The president of Sierra Leone declared a public health emergency as the Ebola crisis blamed for nearly 700 deaths deepened across West Africa, vowing to quarantine sick patients at home and conduct house-to-house searches for others who may have been exposed.

The announcement from President Ernest Bai Koroma late Wednesday came as neighboring Liberia also ramped up its efforts to slow the virulent disease's spread, shutting down schools and ordering most public servants to stay home from work.

The US Peace Corps also was evacuating hundreds of its volunteers in the affected countries. Two Peace Corps workers are under isolation outside the US after having contact with a person who later died of the Ebola virus, a State Department official said.

Ebola has been blamed for more than 670 deaths in four West African countries this year, and has shown no signs of slowing down particularly in Liberia and Sierra Leone. Among the dead was the chief doctor treating Ebola in Sierra Leone, who was to be buried Thursday.

The government said Dr. Sheik Humarr Khan's death was "an irreparable loss of this son of the soil." The 39-year-old was a leading doctor on hemorrhagic fevers in a nation with very few medical resources.

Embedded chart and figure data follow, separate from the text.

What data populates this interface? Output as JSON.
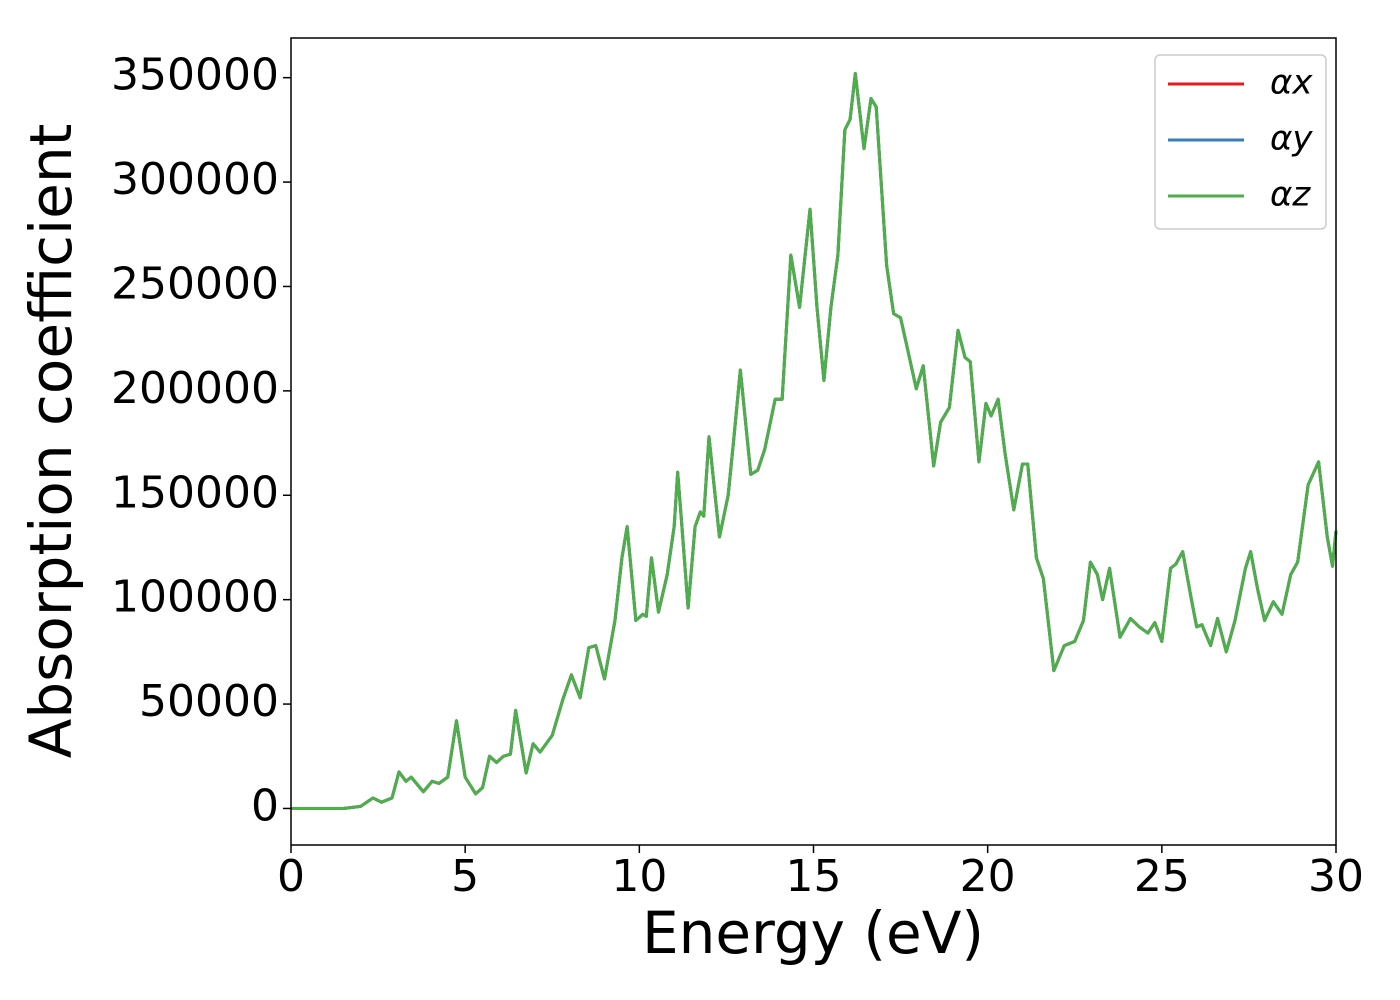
{
  "chart_data": {
    "type": "line",
    "xlabel": "Energy (eV)",
    "ylabel": "Absorption coefficient",
    "x": [
      0,
      1.5,
      2.0,
      2.35,
      2.6,
      2.9,
      3.1,
      3.3,
      3.45,
      3.8,
      4.05,
      4.25,
      4.5,
      4.75,
      5.0,
      5.3,
      5.5,
      5.7,
      5.9,
      6.1,
      6.3,
      6.45,
      6.75,
      6.95,
      7.15,
      7.5,
      7.8,
      8.05,
      8.3,
      8.55,
      8.75,
      9.0,
      9.3,
      9.5,
      9.65,
      9.9,
      10.1,
      10.2,
      10.35,
      10.55,
      10.8,
      11.0,
      11.1,
      11.2,
      11.4,
      11.6,
      11.75,
      11.85,
      12.0,
      12.3,
      12.55,
      12.7,
      12.9,
      13.2,
      13.4,
      13.6,
      13.9,
      14.1,
      14.35,
      14.6,
      14.9,
      15.1,
      15.3,
      15.5,
      15.7,
      15.9,
      16.05,
      16.2,
      16.45,
      16.65,
      16.8,
      17.1,
      17.3,
      17.5,
      17.7,
      17.95,
      18.15,
      18.45,
      18.65,
      18.9,
      19.15,
      19.35,
      19.5,
      19.75,
      19.95,
      20.1,
      20.3,
      20.5,
      20.75,
      21.0,
      21.15,
      21.4,
      21.6,
      21.9,
      22.2,
      22.5,
      22.75,
      22.95,
      23.15,
      23.3,
      23.5,
      23.8,
      24.1,
      24.35,
      24.6,
      24.8,
      25.0,
      25.25,
      25.4,
      25.6,
      25.85,
      26.0,
      26.15,
      26.4,
      26.6,
      26.85,
      27.1,
      27.4,
      27.55,
      27.75,
      27.95,
      28.2,
      28.45,
      28.7,
      28.9,
      29.2,
      29.5,
      29.75,
      29.9,
      30.0
    ],
    "series": [
      {
        "name": "αx",
        "color": "#e41a1c",
        "values": [
          0,
          0,
          1000,
          5000,
          3000,
          5000,
          17500,
          13000,
          15000,
          8000,
          13000,
          12000,
          15000,
          42000,
          15000,
          7000,
          10000,
          25000,
          22000,
          25000,
          26000,
          47000,
          17000,
          31000,
          27000,
          35000,
          52000,
          64000,
          53000,
          77000,
          78000,
          62000,
          90000,
          120000,
          135000,
          90000,
          93000,
          92000,
          120000,
          94000,
          112000,
          135000,
          161000,
          140000,
          96000,
          135000,
          142000,
          140000,
          178000,
          130000,
          150000,
          175000,
          210000,
          160000,
          162000,
          172000,
          196000,
          196000,
          265000,
          240000,
          287000,
          240000,
          205000,
          240000,
          265000,
          325000,
          330000,
          352000,
          316000,
          340000,
          336000,
          260000,
          237000,
          235000,
          220000,
          201000,
          212000,
          164000,
          185000,
          192000,
          229000,
          216000,
          214000,
          166000,
          194000,
          188000,
          196000,
          170000,
          143000,
          165000,
          165000,
          120000,
          110000,
          66000,
          78000,
          80000,
          90000,
          118000,
          112000,
          100000,
          115000,
          82000,
          91000,
          87000,
          84000,
          89000,
          80000,
          115000,
          117000,
          123000,
          100000,
          87000,
          88000,
          78000,
          91000,
          75000,
          90000,
          115000,
          123000,
          105000,
          90000,
          99000,
          93000,
          112000,
          118000,
          155000,
          166000,
          130000,
          116000,
          133000
        ]
      },
      {
        "name": "αy",
        "color": "#377eb8",
        "values": [
          0,
          0,
          1000,
          5000,
          3000,
          5000,
          17500,
          13000,
          15000,
          8000,
          13000,
          12000,
          15000,
          42000,
          15000,
          7000,
          10000,
          25000,
          22000,
          25000,
          26000,
          47000,
          17000,
          31000,
          27000,
          35000,
          52000,
          64000,
          53000,
          77000,
          78000,
          62000,
          90000,
          120000,
          135000,
          90000,
          93000,
          92000,
          120000,
          94000,
          112000,
          135000,
          161000,
          140000,
          96000,
          135000,
          142000,
          140000,
          178000,
          130000,
          150000,
          175000,
          210000,
          160000,
          162000,
          172000,
          196000,
          196000,
          265000,
          240000,
          287000,
          240000,
          205000,
          240000,
          265000,
          325000,
          330000,
          352000,
          316000,
          340000,
          336000,
          260000,
          237000,
          235000,
          220000,
          201000,
          212000,
          164000,
          185000,
          192000,
          229000,
          216000,
          214000,
          166000,
          194000,
          188000,
          196000,
          170000,
          143000,
          165000,
          165000,
          120000,
          110000,
          66000,
          78000,
          80000,
          90000,
          118000,
          112000,
          100000,
          115000,
          82000,
          91000,
          87000,
          84000,
          89000,
          80000,
          115000,
          117000,
          123000,
          100000,
          87000,
          88000,
          78000,
          91000,
          75000,
          90000,
          115000,
          123000,
          105000,
          90000,
          99000,
          93000,
          112000,
          118000,
          155000,
          166000,
          130000,
          116000,
          133000
        ]
      },
      {
        "name": "αz",
        "color": "#4daf4a",
        "values": [
          0,
          0,
          1000,
          5000,
          3000,
          5000,
          17500,
          13000,
          15000,
          8000,
          13000,
          12000,
          15000,
          42000,
          15000,
          7000,
          10000,
          25000,
          22000,
          25000,
          26000,
          47000,
          17000,
          31000,
          27000,
          35000,
          52000,
          64000,
          53000,
          77000,
          78000,
          62000,
          90000,
          120000,
          135000,
          90000,
          93000,
          92000,
          120000,
          94000,
          112000,
          135000,
          161000,
          140000,
          96000,
          135000,
          142000,
          140000,
          178000,
          130000,
          150000,
          175000,
          210000,
          160000,
          162000,
          172000,
          196000,
          196000,
          265000,
          240000,
          287000,
          240000,
          205000,
          240000,
          265000,
          325000,
          330000,
          352000,
          316000,
          340000,
          336000,
          260000,
          237000,
          235000,
          220000,
          201000,
          212000,
          164000,
          185000,
          192000,
          229000,
          216000,
          214000,
          166000,
          194000,
          188000,
          196000,
          170000,
          143000,
          165000,
          165000,
          120000,
          110000,
          66000,
          78000,
          80000,
          90000,
          118000,
          112000,
          100000,
          115000,
          82000,
          91000,
          87000,
          84000,
          89000,
          80000,
          115000,
          117000,
          123000,
          100000,
          87000,
          88000,
          78000,
          91000,
          75000,
          90000,
          115000,
          123000,
          105000,
          90000,
          99000,
          93000,
          112000,
          118000,
          155000,
          166000,
          130000,
          116000,
          133000
        ]
      }
    ],
    "xlim": [
      0,
      30
    ],
    "xticks": [
      0,
      5,
      10,
      15,
      20,
      25,
      30
    ],
    "ylim": [
      -17500,
      369000
    ],
    "yticks": [
      0,
      50000,
      100000,
      150000,
      200000,
      250000,
      300000,
      350000
    ],
    "grid": false,
    "legend": "upper right"
  }
}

Ebola cases first emerged in the nation of Guinea back in March, and later spread across the borders to Liberia and Sierra Leone. The outbreak is now the largest recorded in world history, and has infected three African capitals with international airports. Officials are trying to step up screening of passengers, though an American man was able to fly from Liberia to Nigeria, where authorities say he died days later from Ebola.

Ebola has no vaccine and no specific treatment, with a fatality rate of about 60 percent. But experts say the risk of travelers contracting it is considered low because it requires direct contact with bodily fluids or secretions such as urine, blood, sweat or saliva. Ebola can't be spread like flu through casual contact or breathing in the same air.

Patients are contagious only once the disease has progressed to the point they show symptoms, according to the World Health Organization. The most vulnerable are health care workers and relatives who come in much closer contact with the sick.